Updated June 18, 2014 at 1:18 a.m.
Now that the property appraisal process has begun, Victoria City Council is faced with whether to increase taxes, and if so, by how much.
On one side of the debate, council members worry for taxpayers, who will already face an increase in water and sewer rates as well as expenses out of their control - gas, food and other necessities.
However, the council has also committed to repairing residential streets and giving raises to city employees, all of which comes at a cost.
After three residents spoke about the need for responsible spending and lower taxes, Councilman David Hagan spurred the debate among the dais after announcing he wanted a tax rate that would keep spending at a standstill.
In budget terms, the rate Hagan supported is called the effective rate and would bring in the same amount of taxes as the previous year.
While Victoria Finance Director Gilbert Reyna presented a plan that would increase the budget by $1.29 million, finding where to make the cuts could prove to be a challenge for the seven-person council.
Mayor Paul Polasek said he wants the tax rate lower than what staff recommended but said there are projects that need funding.
"I want to make sure we start our residential street project," Polasek said. "It's a priority. I don't want to do anything to jeopardize that."
Councilman Tom Halepaska said he did not want to defer maintenance projects another year, which Polasek agreed with, citing a need for balance and patience.
"We're not going to fix the roads this budget, but we might over a 10-year period," Polasek said.
Councilman Jeff Bauknight said he wants to get to the rate Hagan suggested but wanted some time to organize his proposals before tossing out an empty suggestion.

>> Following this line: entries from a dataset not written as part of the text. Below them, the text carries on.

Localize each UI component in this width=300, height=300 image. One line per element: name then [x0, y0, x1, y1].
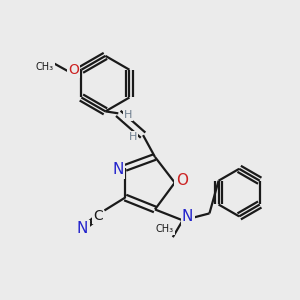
Text: O: O: [68, 63, 79, 77]
Text: N: N: [112, 162, 124, 177]
Text: N: N: [182, 209, 193, 224]
Text: N: N: [77, 221, 88, 236]
Text: CH₃: CH₃: [156, 224, 174, 234]
Text: H: H: [129, 132, 137, 142]
Text: H: H: [124, 110, 132, 120]
Text: C: C: [94, 209, 103, 224]
Text: CH₃: CH₃: [36, 62, 54, 72]
Text: O: O: [176, 173, 188, 188]
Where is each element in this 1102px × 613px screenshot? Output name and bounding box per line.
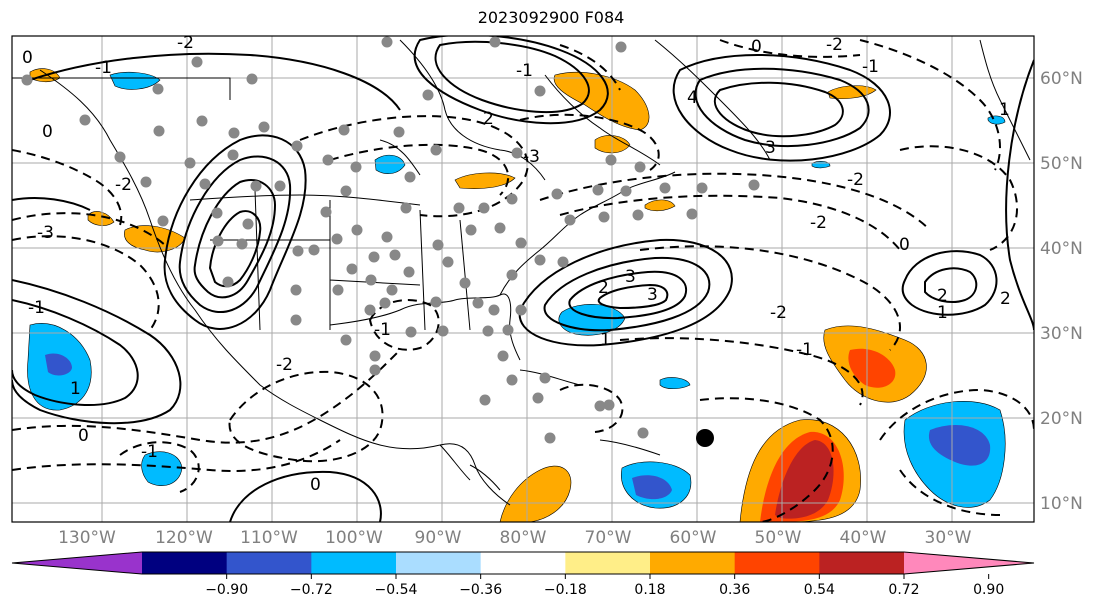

"I don't want to tell you the effective tax rate without having some solutions to bring to you," Bauknight said.
No one on the council was in favor of cutting raises for city employees, which are budgeted at $1.03 million. However, public works could be on the chopping block where street sweeping and sewer line cleaning are concerned.
"We have a responsibility to continue these services," Polasek said. "Lynn Short showed us that by deferring maintenance, you risk disruptions in service.
"There's a lot of focus on the property tax element of the general fund," Polasek said. "It's very clear where all the money goes."